Over time, charge carriers (electrons for negative, or n-channel, MOSFETs; holes for positive, or p-channel, MOSFETs) with a little more energy than the average will stray out of the conductive channel between the source and drain and get trapped in the insulating dielectric. This process, called hot-carrier injection, eventually builds up electric charge within the dielectric layer, increasing the voltage needed to turn the transistor on. As this threshold voltage increases, the transistor switches more and more slowly.

There's a second mechanism that can also trap charge in the dielectric, and it doesn't require any current to flow between the source and drain. Whenever you apply voltage to the gate, a phenomenon called bias temperature instability can cause a buildup of charge in the dielectric, along with other subtle problems. After that gate voltage is removed, though, some of this effect spontaneously disappears. This recovery occurs within a few tens of microseconds, making it difficult to observe during routine experiments, where you stress the transistor but measure the resulting effects only after the stress is removed.
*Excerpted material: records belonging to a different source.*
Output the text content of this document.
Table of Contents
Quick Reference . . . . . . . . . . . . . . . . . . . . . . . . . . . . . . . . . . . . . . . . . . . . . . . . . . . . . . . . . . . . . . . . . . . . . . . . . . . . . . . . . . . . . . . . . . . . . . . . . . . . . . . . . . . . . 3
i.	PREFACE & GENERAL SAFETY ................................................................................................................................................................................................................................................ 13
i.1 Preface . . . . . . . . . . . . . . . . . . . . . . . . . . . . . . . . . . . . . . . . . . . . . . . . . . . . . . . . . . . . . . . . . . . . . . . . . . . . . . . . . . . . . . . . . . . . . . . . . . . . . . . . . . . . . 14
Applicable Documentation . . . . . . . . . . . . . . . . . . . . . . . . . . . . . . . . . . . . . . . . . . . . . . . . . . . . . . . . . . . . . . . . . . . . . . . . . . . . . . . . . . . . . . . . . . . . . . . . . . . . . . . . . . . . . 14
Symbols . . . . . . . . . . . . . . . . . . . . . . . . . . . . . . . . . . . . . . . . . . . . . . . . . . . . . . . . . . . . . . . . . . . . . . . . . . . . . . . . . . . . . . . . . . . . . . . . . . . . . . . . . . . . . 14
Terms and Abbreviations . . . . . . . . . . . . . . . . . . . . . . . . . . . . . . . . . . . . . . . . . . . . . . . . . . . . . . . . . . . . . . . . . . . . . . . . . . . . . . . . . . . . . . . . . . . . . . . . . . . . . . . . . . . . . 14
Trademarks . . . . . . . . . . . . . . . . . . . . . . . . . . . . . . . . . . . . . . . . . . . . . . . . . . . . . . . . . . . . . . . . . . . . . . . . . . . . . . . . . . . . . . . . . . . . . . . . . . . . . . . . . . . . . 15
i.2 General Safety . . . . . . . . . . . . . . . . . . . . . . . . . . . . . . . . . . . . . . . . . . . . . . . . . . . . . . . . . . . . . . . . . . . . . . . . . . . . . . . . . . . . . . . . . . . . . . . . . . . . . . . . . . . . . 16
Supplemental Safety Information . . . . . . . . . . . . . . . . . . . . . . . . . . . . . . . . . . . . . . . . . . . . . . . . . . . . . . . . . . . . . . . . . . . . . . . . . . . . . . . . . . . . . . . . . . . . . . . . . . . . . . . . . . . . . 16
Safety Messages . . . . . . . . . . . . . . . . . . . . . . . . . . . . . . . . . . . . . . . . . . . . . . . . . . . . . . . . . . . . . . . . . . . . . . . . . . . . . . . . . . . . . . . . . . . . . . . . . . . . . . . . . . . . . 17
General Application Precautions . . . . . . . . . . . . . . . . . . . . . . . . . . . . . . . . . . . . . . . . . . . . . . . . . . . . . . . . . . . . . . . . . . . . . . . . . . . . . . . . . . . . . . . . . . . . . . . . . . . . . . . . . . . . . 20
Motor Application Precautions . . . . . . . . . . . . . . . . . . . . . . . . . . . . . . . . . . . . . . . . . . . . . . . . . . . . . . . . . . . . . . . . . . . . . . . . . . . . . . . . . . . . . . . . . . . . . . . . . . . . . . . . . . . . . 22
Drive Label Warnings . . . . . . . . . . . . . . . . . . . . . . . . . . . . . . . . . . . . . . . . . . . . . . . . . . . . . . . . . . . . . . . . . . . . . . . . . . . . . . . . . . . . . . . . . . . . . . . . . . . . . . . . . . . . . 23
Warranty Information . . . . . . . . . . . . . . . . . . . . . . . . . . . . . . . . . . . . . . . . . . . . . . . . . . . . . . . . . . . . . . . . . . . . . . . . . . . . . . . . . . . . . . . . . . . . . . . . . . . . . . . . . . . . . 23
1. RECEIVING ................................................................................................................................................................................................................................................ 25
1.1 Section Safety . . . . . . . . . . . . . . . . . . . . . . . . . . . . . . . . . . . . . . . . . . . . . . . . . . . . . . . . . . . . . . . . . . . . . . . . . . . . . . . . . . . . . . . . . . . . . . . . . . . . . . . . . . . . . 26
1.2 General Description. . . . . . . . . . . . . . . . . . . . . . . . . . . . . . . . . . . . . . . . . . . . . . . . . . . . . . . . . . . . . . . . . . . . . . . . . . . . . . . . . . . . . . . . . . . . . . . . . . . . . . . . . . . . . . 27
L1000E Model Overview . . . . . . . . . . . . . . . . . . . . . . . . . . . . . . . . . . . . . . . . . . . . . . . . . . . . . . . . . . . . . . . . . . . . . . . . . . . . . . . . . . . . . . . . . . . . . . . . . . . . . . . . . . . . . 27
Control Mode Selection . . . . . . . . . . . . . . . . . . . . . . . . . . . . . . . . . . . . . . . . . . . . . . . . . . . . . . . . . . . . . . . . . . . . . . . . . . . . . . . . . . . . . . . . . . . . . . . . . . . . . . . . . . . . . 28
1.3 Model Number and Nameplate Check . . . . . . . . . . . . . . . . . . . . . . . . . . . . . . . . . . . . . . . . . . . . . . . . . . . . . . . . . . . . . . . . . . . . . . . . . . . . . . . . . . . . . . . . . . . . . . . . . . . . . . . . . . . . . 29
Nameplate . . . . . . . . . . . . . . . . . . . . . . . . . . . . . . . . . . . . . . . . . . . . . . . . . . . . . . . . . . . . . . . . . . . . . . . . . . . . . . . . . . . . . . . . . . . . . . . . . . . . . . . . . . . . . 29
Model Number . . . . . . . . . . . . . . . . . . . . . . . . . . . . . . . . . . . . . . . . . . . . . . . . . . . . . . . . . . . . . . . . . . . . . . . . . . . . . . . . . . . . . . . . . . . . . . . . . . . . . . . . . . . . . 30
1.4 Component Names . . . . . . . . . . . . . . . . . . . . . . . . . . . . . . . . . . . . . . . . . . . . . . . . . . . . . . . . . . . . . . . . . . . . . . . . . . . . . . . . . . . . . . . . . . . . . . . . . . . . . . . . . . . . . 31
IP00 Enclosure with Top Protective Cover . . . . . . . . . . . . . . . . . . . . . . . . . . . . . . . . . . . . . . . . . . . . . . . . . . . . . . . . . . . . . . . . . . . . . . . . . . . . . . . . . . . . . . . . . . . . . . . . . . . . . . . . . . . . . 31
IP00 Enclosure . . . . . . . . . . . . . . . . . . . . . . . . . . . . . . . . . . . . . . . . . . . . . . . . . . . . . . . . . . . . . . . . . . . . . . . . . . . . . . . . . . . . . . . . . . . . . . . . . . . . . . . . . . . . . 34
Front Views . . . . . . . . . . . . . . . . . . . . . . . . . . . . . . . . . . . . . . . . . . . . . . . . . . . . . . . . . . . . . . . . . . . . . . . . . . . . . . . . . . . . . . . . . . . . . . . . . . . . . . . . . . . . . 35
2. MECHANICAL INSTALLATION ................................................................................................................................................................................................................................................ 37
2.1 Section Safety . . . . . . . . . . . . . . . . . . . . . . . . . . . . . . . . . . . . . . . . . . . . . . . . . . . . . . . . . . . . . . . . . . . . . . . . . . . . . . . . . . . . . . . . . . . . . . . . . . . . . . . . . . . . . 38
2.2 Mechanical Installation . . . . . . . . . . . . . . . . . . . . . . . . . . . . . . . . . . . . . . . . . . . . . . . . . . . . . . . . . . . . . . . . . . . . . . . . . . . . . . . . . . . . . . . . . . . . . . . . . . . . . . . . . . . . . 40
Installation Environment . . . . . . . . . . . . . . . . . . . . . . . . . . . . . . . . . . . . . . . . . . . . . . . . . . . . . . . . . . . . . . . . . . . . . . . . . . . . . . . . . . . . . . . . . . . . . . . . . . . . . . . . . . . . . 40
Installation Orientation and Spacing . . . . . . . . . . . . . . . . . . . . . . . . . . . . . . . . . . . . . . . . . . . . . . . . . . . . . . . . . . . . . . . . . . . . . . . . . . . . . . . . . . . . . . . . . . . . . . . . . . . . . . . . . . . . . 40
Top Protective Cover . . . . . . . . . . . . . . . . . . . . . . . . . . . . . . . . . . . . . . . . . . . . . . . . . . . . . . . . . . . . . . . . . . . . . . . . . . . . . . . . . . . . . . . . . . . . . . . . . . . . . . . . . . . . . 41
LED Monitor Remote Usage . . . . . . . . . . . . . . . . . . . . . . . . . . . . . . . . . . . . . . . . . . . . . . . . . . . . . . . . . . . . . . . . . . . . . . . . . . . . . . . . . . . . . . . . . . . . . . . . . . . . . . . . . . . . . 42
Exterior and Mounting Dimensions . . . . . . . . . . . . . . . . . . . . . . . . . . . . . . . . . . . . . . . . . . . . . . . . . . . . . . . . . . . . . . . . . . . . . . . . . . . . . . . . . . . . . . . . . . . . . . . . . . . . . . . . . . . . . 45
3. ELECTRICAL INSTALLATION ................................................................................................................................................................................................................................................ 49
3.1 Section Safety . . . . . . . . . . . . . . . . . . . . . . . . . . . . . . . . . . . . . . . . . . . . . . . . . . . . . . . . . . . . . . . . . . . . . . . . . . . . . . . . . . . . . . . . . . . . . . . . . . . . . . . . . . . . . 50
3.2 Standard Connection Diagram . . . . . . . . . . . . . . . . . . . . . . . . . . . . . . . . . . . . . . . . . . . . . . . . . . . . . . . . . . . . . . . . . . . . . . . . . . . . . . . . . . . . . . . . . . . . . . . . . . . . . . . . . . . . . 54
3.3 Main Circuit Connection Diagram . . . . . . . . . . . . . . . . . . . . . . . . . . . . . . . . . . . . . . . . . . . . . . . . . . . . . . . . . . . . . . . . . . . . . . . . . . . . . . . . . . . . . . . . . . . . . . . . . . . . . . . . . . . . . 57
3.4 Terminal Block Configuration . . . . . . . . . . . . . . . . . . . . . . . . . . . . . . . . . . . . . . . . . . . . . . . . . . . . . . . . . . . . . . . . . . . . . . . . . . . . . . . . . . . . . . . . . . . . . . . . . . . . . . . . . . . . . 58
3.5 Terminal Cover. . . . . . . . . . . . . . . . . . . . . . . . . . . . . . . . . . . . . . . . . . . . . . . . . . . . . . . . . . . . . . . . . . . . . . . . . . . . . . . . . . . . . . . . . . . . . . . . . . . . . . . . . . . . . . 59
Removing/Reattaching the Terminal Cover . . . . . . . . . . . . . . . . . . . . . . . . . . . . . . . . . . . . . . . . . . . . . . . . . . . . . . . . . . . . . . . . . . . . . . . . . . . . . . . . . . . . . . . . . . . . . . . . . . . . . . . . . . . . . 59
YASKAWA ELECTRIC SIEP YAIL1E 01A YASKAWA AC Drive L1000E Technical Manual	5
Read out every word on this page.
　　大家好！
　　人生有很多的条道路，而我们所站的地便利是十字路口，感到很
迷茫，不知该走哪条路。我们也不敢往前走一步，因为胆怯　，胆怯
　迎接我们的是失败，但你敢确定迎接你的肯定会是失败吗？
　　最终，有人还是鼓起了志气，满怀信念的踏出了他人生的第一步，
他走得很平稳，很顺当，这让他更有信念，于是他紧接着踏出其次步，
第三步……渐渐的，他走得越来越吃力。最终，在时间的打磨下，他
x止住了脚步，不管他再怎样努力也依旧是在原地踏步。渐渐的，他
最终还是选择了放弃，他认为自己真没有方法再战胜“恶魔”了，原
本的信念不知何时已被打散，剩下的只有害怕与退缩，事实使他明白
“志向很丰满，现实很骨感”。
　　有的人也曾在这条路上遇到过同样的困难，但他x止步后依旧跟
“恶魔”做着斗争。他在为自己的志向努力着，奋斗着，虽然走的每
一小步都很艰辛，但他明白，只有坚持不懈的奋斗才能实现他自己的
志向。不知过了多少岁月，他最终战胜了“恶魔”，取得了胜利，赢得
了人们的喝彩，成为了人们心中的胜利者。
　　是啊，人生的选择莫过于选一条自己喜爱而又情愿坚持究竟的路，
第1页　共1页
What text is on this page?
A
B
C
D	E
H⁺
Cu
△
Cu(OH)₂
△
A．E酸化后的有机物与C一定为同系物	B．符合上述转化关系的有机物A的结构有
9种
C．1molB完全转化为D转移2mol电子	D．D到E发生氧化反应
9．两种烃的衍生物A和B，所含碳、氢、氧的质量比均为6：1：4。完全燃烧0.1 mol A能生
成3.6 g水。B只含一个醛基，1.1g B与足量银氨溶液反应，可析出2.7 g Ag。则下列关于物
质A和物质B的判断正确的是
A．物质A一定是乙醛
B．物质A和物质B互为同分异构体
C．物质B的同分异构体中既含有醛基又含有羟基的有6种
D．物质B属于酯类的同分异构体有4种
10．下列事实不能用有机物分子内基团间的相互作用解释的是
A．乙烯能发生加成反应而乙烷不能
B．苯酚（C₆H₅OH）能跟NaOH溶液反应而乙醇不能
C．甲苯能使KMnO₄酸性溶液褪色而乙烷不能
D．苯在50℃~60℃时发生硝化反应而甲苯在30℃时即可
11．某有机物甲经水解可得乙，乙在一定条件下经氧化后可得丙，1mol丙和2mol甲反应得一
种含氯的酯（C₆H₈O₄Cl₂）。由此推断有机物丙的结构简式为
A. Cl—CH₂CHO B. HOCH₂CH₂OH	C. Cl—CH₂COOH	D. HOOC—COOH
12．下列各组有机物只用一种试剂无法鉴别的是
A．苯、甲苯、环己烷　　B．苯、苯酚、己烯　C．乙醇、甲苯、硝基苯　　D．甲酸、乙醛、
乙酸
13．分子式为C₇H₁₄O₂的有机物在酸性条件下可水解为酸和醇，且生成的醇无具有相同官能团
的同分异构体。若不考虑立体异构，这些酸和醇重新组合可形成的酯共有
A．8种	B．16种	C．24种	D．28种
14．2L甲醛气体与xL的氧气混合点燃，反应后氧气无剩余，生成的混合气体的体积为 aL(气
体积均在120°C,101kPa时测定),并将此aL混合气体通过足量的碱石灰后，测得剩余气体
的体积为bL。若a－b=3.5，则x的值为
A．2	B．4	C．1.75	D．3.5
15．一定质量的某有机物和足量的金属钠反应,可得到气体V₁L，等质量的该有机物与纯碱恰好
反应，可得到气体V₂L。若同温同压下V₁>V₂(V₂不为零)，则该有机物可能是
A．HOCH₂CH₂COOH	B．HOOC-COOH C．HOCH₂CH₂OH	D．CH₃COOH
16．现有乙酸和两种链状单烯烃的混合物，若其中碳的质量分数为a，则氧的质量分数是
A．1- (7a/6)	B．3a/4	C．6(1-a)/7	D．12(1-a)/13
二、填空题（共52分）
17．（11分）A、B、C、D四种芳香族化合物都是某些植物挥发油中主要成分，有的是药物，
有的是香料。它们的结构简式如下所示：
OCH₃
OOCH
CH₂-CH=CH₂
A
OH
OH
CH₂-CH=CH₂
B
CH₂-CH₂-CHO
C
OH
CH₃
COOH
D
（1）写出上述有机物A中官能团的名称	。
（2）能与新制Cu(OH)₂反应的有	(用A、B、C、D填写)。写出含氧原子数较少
Yet another aging mechanism comes into play when a voltage applied to the gate creates electrically active defects, known as traps, within the dielectric. If they become too numerous, these charge traps can join and form an outright short circuit between the gate and the current channel. This kind of failure is called oxide breakdown, or more verbosely, time-dependent dielectric breakdown. Unlike the other aging mechanisms, which cause a gradual decline in performance, the breakdown of the dielectric can lead to the catastrophic failure of the transistor, causing the circuit it's in to malfunction.

So even if Moore's law stops making your computers obsolete after a few years, it looks like you'll still have to replace them after not too long because their transistors will actually wear out.   

And when I read this article I had to wonder how transistors wearing out could affect side-channel attacks on encryption hardware. It's certainly possible that a piece of encryption hardware could be fairly resistant to side-channel attacks when it's new but gradually become vulnerable to them as it ages.